Considering the way the Pelicans have valued draft picks over the last few seasons it just doesn’t seem likely that they will have a player join Davis in that category soon, especially when taking into account where in the first round they will be drafting.

So can the Pelicans be the outlier? It is possible.

The biggest thing that stands out when looking at the list of players on each team who fit into the category is that almost every team found their best player fitting into this category (the early 2000s Nets and Jason Kidd and the recent Heat teams with LeBron James stand out as the differences) and the rest of the pieces were rotational depth along the lines of Mario Chalmers, Marquis Daniels and Tristan Thompson.

The Pelicans have the hard part. With Anthony Davis in town and locked up for at least another five years, they don’t have to go searching for the top piece.
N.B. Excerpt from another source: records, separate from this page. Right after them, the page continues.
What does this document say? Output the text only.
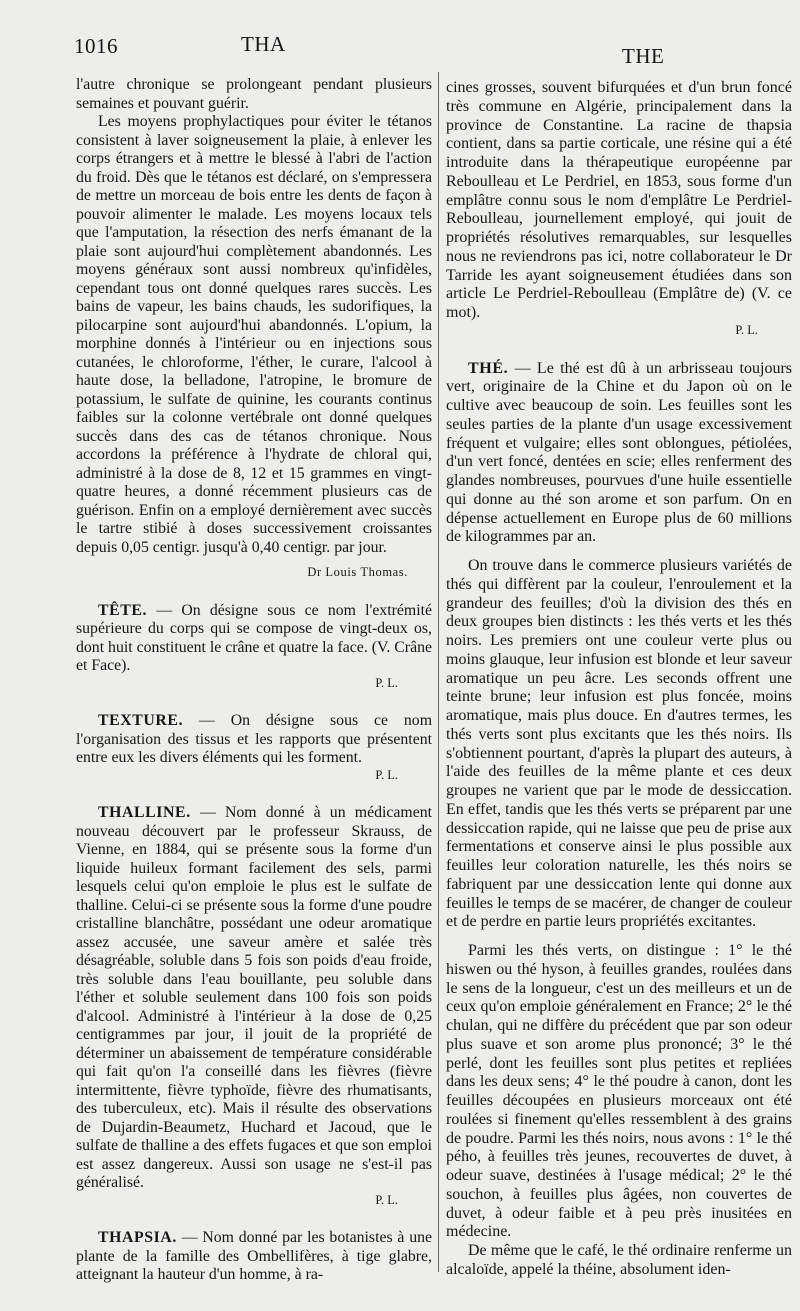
1016	THA	THE

l'autre chronique se prolongeant pendant plusieurs semaines et pouvant guérir.

Les moyens prophylactiques pour éviter le tétanos consistent à laver soigneusement la plaie, à enlever les corps étrangers et à mettre le blessé à l'abri de l'action du froid. Dès que le tétanos est déclaré, on s'empressera de mettre un morceau de bois entre les dents de façon à pouvoir alimenter le malade. Les moyens locaux tels que l'amputation, la résection des nerfs émanant de la plaie sont aujourd'hui complètement abandonnés. Les moyens généraux sont aussi nombreux qu'infidèles, cependant tous ont donné quelques rares succès. Les bains de vapeur, les bains chauds, les sudorifiques, la pilocarpine sont aujourd'hui abandonnés. L'opium, la morphine donnés à l'intérieur ou en injections sous cutanées, le chloroforme, l'éther, le curare, l'alcool à haute dose, la belladone, l'atropine, le bromure de potassium, le sulfate de quinine, les courants continus faibles sur la colonne vertébrale ont donné quelques succès dans des cas de tétanos chronique. Nous accordons la préférence à l'hydrate de chloral qui, administré à la dose de 8, 12 et 15 grammes en vingt-quatre heures, a donné récemment plusieurs cas de guérison. Enfin on a employé dernièrement avec succès le tartre stibié à doses successivement croissantes depuis 0,05 centigr. jusqu'à 0,40 centigr. par jour.

Dr Louis Thomas.

TÊTE. — On désigne sous ce nom l'extrémité supérieure du corps qui se compose de vingt-deux os, dont huit constituent le crâne et quatre la face. (V. Crâne et Face).

P. L.

TEXTURE. — On désigne sous ce nom l'organisation des tissus et les rapports que présentent entre eux les divers éléments qui les forment.

P. L.

THALLINE. — Nom donné à un médicament nouveau découvert par le professeur Skrauss, de Vienne, en 1884, qui se présente sous la forme d'un liquide huileux formant facilement des sels, parmi lesquels celui qu'on emploie le plus est le sulfate de thalline. Celui-ci se présente sous la forme d'une poudre cristalline blanchâtre, possédant une odeur aromatique assez accusée, une saveur amère et salée très désagréable, soluble dans 5 fois son poids d'eau froide, très soluble dans l'eau bouillante, peu soluble dans l'éther et soluble seulement dans 100 fois son poids d'alcool. Administré à l'intérieur à la dose de 0,25 centigrammes par jour, il jouit de la propriété de déterminer un abaissement de température considérable qui fait qu'on l'a conseillé dans les fièvres (fièvre intermittente, fièvre typhoïde, fièvre des rhumatisants, des tuberculeux, etc). Mais il résulte des observations de Dujardin-Beaumetz, Huchard et Jacoud, que le sulfate de thalline a des effets fugaces et que son emploi est assez dangereux. Aussi son usage ne s'est-il pas généralisé.

P. L.

THAPSIA. — Nom donné par les botanistes à une plante de la famille des Ombellifères, à tige glabre, atteignant la hauteur d'un homme, à ra-

cines grosses, souvent bifurquées et d'un brun foncé très commune en Algérie, principalement dans la province de Constantine. La racine de thapsia contient, dans sa partie corticale, une résine qui a été introduite dans la thérapeutique européenne par Reboulleau et Le Perdriel, en 1853, sous forme d'un emplâtre connu sous le nom d'emplâtre Le Perdriel-Reboulleau, journellement employé, qui jouit de propriétés résolutives remarquables, sur lesquelles nous ne reviendrons pas ici, notre collaborateur le Dr Tarride les ayant soigneusement étudiées dans son article Le Perdriel-Reboulleau (Emplâtre de) (V. ce mot).

P. L.

THÉ. — Le thé est dû à un arbrisseau toujours vert, originaire de la Chine et du Japon où on le cultive avec beaucoup de soin. Les feuilles sont les seules parties de la plante d'un usage excessivement fréquent et vulgaire; elles sont oblongues, pétiolées, d'un vert foncé, dentées en scie; elles renferment des glandes nombreuses, pourvues d'une huile essentielle qui donne au thé son arome et son parfum. On en dépense actuellement en Europe plus de 60 millions de kilogrammes par an.

On trouve dans le commerce plusieurs variétés de thés qui diffèrent par la couleur, l'enroulement et la grandeur des feuilles; d'où la division des thés en deux groupes bien distincts : les thés verts et les thés noirs. Les premiers ont une couleur verte plus ou moins glauque, leur infusion est blonde et leur saveur aromatique un peu âcre. Les seconds offrent une teinte brune; leur infusion est plus foncée, moins aromatique, mais plus douce. En d'autres termes, les thés verts sont plus excitants que les thés noirs. Ils s'obtiennent pourtant, d'après la plupart des auteurs, à l'aide des feuilles de la même plante et ces deux groupes ne varient que par le mode de dessiccation. En effet, tandis que les thés verts se préparent par une dessiccation rapide, qui ne laisse que peu de prise aux fermentations et conserve ainsi le plus possible aux feuilles leur coloration naturelle, les thés noirs se fabriquent par une dessiccation lente qui donne aux feuilles le temps de se macérer, de changer de couleur et de perdre en partie leurs propriétés excitantes.

Parmi les thés verts, on distingue : 1° le thé hiswen ou thé hyson, à feuilles grandes, roulées dans le sens de la longueur, c'est un des meilleurs et un de ceux qu'on emploie généralement en France; 2° le thé chulan, qui ne diffère du précédent que par son odeur plus suave et son arome plus prononcé; 3° le thé perlé, dont les feuilles sont plus petites et repliées dans les deux sens; 4° le thé poudre à canon, dont les feuilles découpées en plusieurs morceaux ont été roulées si finement qu'elles ressemblent à des grains de poudre. Parmi les thés noirs, nous avons : 1° le thé pého, à feuilles très jeunes, recouvertes de duvet, à odeur suave, destinées à l'usage médical; 2° le thé souchon, à feuilles plus âgées, non couvertes de duvet, à odeur faible et à peu près inusitées en médecine.

De même que le café, le thé ordinaire renferme un alcaloïde, appelé la théine, absolument iden-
Instead they need to find the Chalmers type pieces who can fill out around the core players and do so at a cost-effective rate.

What should help with that is the rising salary cap. With Alexis Ajinca, Omer Asik and Quincy Pondexter locked into deals that could very well be steals when the salary cap explodes the Pelicans may have taken undervalued players and made them their “draft picks”.

The next step now comes in finding a second star to join Anthony Davis and in many cases that player has come from outside the organization. If the Pelicans can find that there is a real chance they buck the trend of the last 30 NBA finalists. No matter what though it will be fascinating to watch a team be so different.